The basis of my original design and the intent of the system is to have only one centralized powerful pump (that is submerged/contained within a 5 gallon bucket) that all "fake water features" drain to/where the oil can be filtered to remove and dust/hair/etc. from the oil. From this the pump a main line would then connect to a distribution block that would have 4-6 separate outlets each with its own ball valve. Each one of these separate feeds could feed a separate water feature on the layout within a reasonable distance from the main pump. All lines would consist of clear reinforced hosing to verify flow w/ appropriate hose clamps.

 

During construction of the mockup (before I ran an ounce of mineral oil over it) I was overly concerned that the oil would "wick" into the scenery elements so this is what I did to prevent the "wicking" effect:

1. Base constructed of cardboard strips, added fiberglass mesh w/ applied plastic sheeting on one side, hydroactive expanding foam (a technique similar to Bragdon's but a different product used), some carved foam rocks, some hydrocal rock castings at the river bed, clear silicone to mimic rapidily running water and for the waterfall...and then I sealed the river bed, the river bed sides up about an inch, and the entire waterfall with a couple of coats of Minwax water based polyurethane...Once everything dried ran the oil with no "wicking". Even with the oil not rapidly flowing over the silicone reproduced rapids, the moving oil gave the illusion that the water was moving, no only if I could get better flow it would achieve what I am trying to accomplish....

 

When I get a chance...and the next time I'm at our club...I'll bring my digital camera and take a few shots of my prototype to show you what I have up and running.

 

A little while back, Bill Parisi of OGR stopped by our club and I explained the process of what we were doing...I'm not sure if he took any pictures of the setup though.

 

Matt, to answer your original question...no I have not seen any type of degradation of the mechanical parts...it seems that the Mineral oil is also acting as a lubricant for the moving parts. The mineral oil that I am using is non-scented and was purchased at a local Rite Aid.

 

Nick B

Boston Metro Hi railers

Scenery Co-Director/Board of Directors

Last edited by NickBonugli

Pump power is all about head pressure. Fish tank pumps are not designed to move water up against gravity very far. They are designed more for flow than pressure.

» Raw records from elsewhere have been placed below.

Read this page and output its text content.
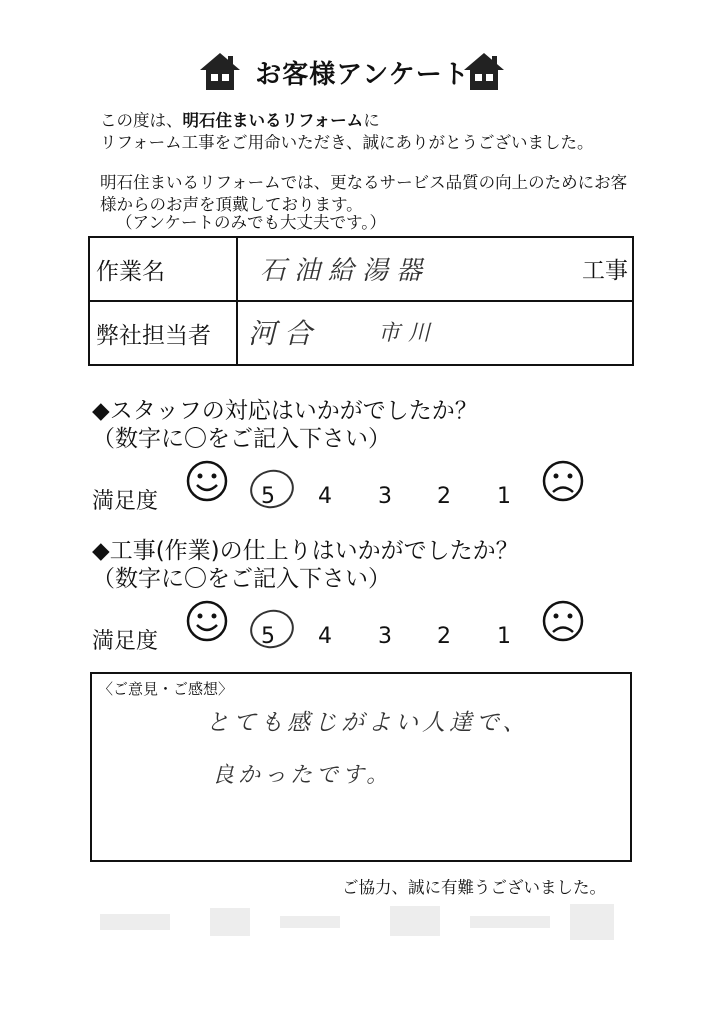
お客様アンケート
この度は、明石住まいるリフォームに
リフォーム工事をご用命いただき、誠にありがとうございました。
明石住まいるリフォームでは、更なるサービス品質の向上のためにお客
様からのお声を頂戴しております。
（アンケートのみでも大丈夫です。）
作業名	石油給湯器 工事

弊社担当者	河合 市川
◆スタッフの対応はいかがでしたか？
（数字に〇をご記入下さい）
満足度	5 4 3 2 1
◆工事(作業)の仕上りはいかがでしたか？
（数字に〇をご記入下さい）
満足度	5 4 3 2 1
〈ご意見・ご感想〉
とても感じがよい人達で、
良かったです。
ご協力、誠に有難うございました。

I think the mineral oil is an excellent idea. Tom makes a good point about constant flow VS sitting most of the time. And Yes, a little breach will help a lot but may kill the color from your scenery at the waterline.

Pumping oil is going to create a little more drag pressure and about the same weight in a tube as water, perhaps less weight.

Decreasing the tube diameter will increase drag from friction on the sides but decrease the weight of the total to height.

I expect your flow will increase with hose diameter decrease but then dramatically decrease back down when you hit the critical minimum diameter.

Moving your tank up as close as possible to drain height is likely to give the greatest gains. Moving the pump as high as possible in the tank will also help, put a large dia. hose on the intake for low friction to avoid sucking air.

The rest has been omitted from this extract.